Major Bitcoin holders, including Michael Saylor’s Strategy, which owns over 2% of the total supply, have shown no signs of selling. Similarly, leading companies like Coinbase, Tesla, Galaxy Digital, and Block have made no suggestions of planning to sell.
Another key factor contributing to the potential rise in Bitcoin’s price is the increasing demand from retail and institutional investors. One indicator of this is the inflow into Bitcoin exchange-traded funds (ETFs). Data from SoSoValue reveals that since their institution in January last year, Bitcoin ETFs have experienced outflows in just four months. These funds have collectively added over $40 billion in assets. Blackrock’s IBIT is now worth $60 billion, while Fidelity’s FBTC and Ark Invest’s ARKB stand at $20 billion and $19 billion respectively.
These surging ETF inflows are indicative of the growing institutional demand in the U.S. Moreover, there are indications that the next wave of demand could come from countries looking to diversify from the U.S. dollar.

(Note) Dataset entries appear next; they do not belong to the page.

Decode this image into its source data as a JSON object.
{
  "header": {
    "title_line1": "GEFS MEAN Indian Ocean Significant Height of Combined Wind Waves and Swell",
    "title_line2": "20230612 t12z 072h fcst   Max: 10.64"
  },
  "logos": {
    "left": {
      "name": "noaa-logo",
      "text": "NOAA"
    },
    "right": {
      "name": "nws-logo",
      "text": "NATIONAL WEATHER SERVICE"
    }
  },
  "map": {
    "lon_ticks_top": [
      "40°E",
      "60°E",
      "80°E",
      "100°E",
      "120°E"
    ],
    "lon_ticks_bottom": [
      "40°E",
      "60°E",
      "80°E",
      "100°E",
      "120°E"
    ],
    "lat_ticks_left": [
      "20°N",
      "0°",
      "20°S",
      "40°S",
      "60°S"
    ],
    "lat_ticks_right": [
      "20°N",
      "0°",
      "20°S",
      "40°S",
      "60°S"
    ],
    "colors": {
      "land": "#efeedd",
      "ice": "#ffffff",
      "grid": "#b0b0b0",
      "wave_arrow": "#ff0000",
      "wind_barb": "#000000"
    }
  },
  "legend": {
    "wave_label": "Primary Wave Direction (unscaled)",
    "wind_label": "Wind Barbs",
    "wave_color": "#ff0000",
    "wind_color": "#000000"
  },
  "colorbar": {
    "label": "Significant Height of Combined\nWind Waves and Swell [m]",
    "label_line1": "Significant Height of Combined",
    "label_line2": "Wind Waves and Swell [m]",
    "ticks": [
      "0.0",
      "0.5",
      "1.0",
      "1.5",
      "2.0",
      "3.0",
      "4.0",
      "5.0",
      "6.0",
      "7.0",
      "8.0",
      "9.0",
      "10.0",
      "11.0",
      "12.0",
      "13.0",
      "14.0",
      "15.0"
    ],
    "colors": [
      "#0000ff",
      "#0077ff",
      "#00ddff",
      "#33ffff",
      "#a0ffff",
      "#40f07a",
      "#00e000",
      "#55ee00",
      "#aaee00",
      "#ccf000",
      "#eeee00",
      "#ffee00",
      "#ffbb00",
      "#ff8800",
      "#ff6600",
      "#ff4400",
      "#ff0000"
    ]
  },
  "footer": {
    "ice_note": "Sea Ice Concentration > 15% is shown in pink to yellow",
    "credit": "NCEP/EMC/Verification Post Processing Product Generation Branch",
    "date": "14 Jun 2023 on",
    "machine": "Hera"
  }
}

These supply and demand dynamics have led analysts to express strong optimism about Bitcoin. Standard Chartered analysts are forecasting a rise to $200,000, while Ark Invest anticipates it could reach $2.4 million by 2030.
On a technical level, Bitcoin’s price shows strong potential for further growth. It has maintained a position above the ascending trendline, connecting the lowest swings since August 5 last year. Bitcoin has also surpassed the key resistance level of $88,690, the neckline of the double-bottom pattern, and the 50-day and 100-day Exponential Moving Averages.
These factors suggest that Bitcoin is gaining momentum, potentially propelling it over the $100,000 mark and onward to its all-time high. As trade tensions continue to ease, demand for Bitcoin is also expected to rise.